Research Project
Grant-in-Aid for Young Scientists (B)
近年、ヒトリンパ内皮細胞に特異的な抗体が報告され、臨床材料を用いたリンパ管新生の研究が可能となってきた。今回われわれは、D2-40抗体をもちいてヒト舌癌患者におけるリンパ管新生について検討した。対象は1996年4月から2004年3月までに愛知学院大学歯学部附属病院口腔外科第一診療部、関連病院および愛知県がんセンター頭頚部外科にて切除を行った舌癌患者、男性20名、女性10名の合計30名で、年齢は29歳から86歳で平均62.5歳であった。病期分類の内訳はstageIが5名で16.7%、stageIIが13名で43.3%、stageIIIが8名で26.7%、stageIVが3名で13.3%であった。

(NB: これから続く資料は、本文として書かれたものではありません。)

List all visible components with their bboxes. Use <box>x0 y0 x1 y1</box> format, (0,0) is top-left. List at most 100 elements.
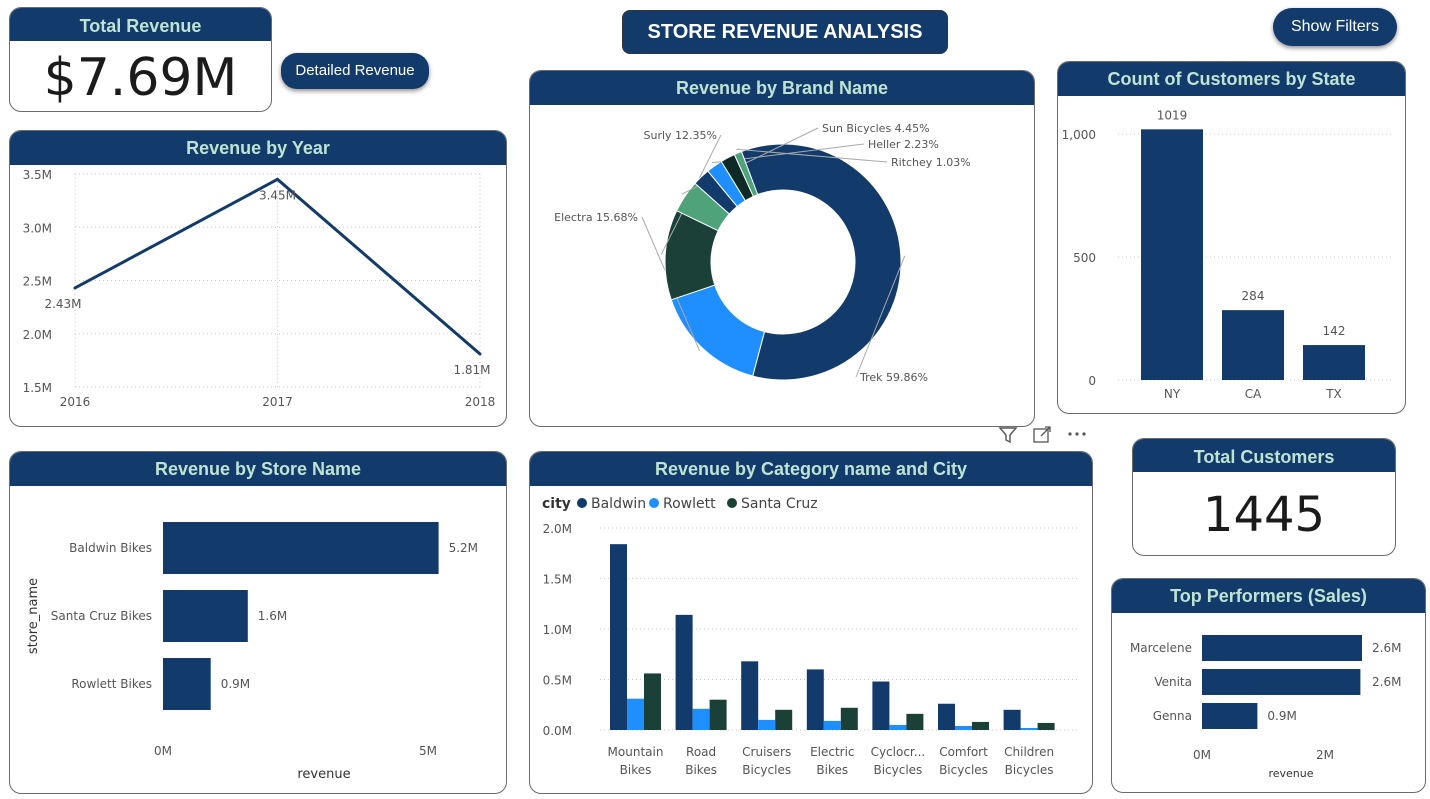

免疫染色は前処理として、マイクロウエーブ処理を行い、一次抗体として200倍希釈したマウスモノクロナール抗体(D2-40、signet社)を用いて、ABC法にて発色を行った。結果:D2-40陽性の脈管はリンパ管に特異的で明らかな血管は発色されなかった。正常の舌粘膜下組織に比べ、腫瘍近傍の上皮過形成部の粘膜下ではリンパ管の増生が認められ、腫瘍辺縁部でも増生傾向が認められたが、腫瘍間質では、血管と異なり明らかなリンパ管増生は認められなかった。またリンパ管以外に扁平上皮癌細胞の約50%にD2-40抗体により腫瘍の細胞膜が陽性に染色された。分化型では基底細胞側に限局していたが、低分化型では、小脈巣がびまん性に陽性であった。考察:D2-40抗体は血管とリンパ管を判別することができ、リンパ管新生の解析に有用と考えられた。腫瘍細胞のD2-40抗体陽性の意義に関して細胞の増殖、分化との関連が示唆されるが、今後はさらなる検討が必要である。